What methods of cleanup or remediation of a school site affected by the wildfires should be completed before the school is occupied?

If outdoor air is considered satisfactory, and air pollution poses little or no risk, all facilities, classrooms, and offices should be ventilated for at least a 24-hour period. Heating, ventilation, and air conditioning (HVAC) system filters should be replaced as soon as possible, and, if necessary, replaced frequently thereafter to remove additional ash and odorous particle build-up. Schools would benefit by changing to higher efficiency filters—as high as can be used safely in existing HVAC systems. Filters with at least a minimum efficiency reporting value or MERV rating of 8, and preferably higher, should be used because higher efficiency filters will remove more of the smaller particles from the air that pose health risks. Check with HVAC system manufacturers regarding suitable filters for the systems.
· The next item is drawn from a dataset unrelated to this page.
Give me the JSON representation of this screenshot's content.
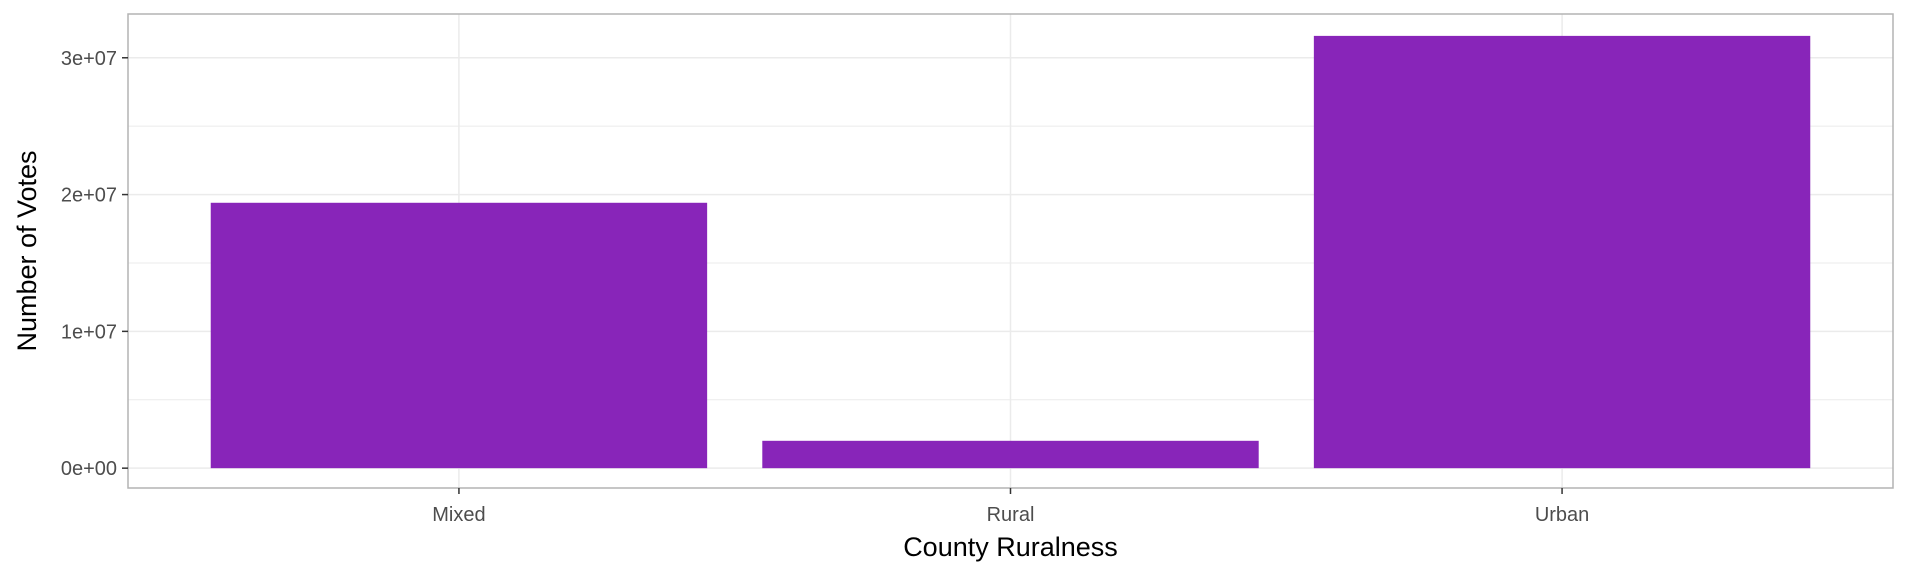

Ash and other particles should be gently swept. High efficiency particulate air or HEPA filters should be installed on all vacuums. Hard surfaces, such as hard floors, desks, and bookcases should be cleaned with a wet cloth or towel. Objects that the students use, such as toys, athletic equipment, and drinking fountains that may have been exposed to settled ash or dust should also be thoroughly cleaned. In no instance should ozone-generating devices be used to “deodorize” classrooms because ozone can react with chemicals in the air and on indoor surfaces to create formaldehyde, ultrafine particles, and other harmful substances.